Finally... from another forum:

------------------------
Geek answer (and hope the equations dont get garbled):

Dave's right, kinetic energy is the way to figure this out, the equation is
:

0.5 * (M * V^2 + I * W^2) : I=moment of inertia W=angular velocity, V =
speed of car
I is unknown, but is modeled as X * M * (Rw)^2 , with X varying from 0->1,
Rw = radius of wheel. With some simple math W = V / Rt , Rt = radius of
tire....

0.5 * (M * V^2 + X * M * (Rw)^2 * V^2/ (Rt)^2 ) is the equation for energy,
simplifying,

0.5 * M * V^2 * (1 + X (Rw/Rt)^2)

A weight bolted to the car has kinetic enegy 0.5 * M * V^2,
so you can see this (1 + X * (Rw/Rt)^2) is the above factor I mention in the
handwaving answer. Call this F = (1 + X * (Rw/Rt)^2)

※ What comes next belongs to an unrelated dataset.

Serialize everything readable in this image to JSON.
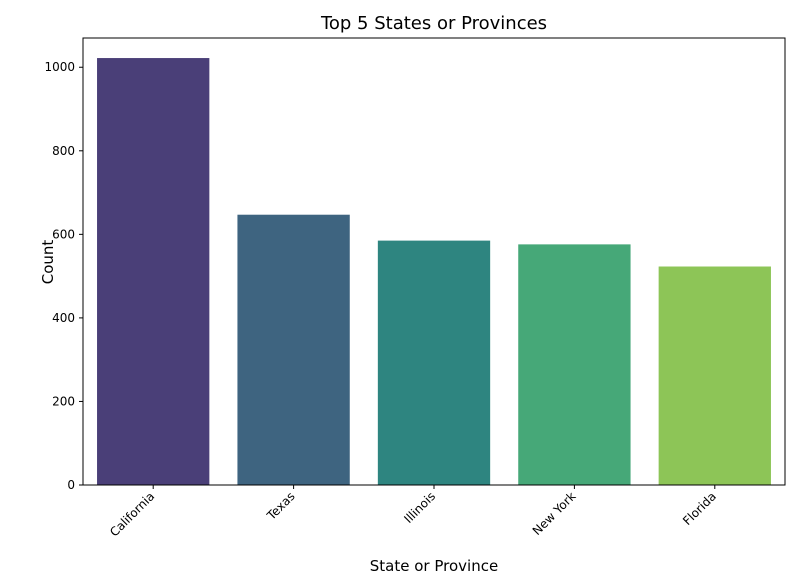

An exmaple : 205/50/15 , Rw = 7.5 Rt ~=11.5(23inch tire guess), and the only
unknown is X. Guessing X is dangerous - if ALL the mass of the wheel were at
90% of radius X=0.8 (seems conservative). For the 205/50/15 (X=0.8) F=1.34
every pound saved on the wheel is like taking 1.34 lbs out of the chassis.
This is substantially different than the 2 that Dave calculated. For
handling, the benefits in unsprung weight are not so easy to calculate, as
energy isnt the correct analysis tool... how much faster a car is with X lbs
removed is also hard to calculate (which is what John wanted to know). A
full simulation is the only way to be accurate.

Saving weight on tires is far more effective, you dont pay the (Rw/Rt)^ 2
factor, and the tire is heavier to start with (at least for my car - not my
kart!)

Dan Cyr
F125 #72 (when i'm not doing physics)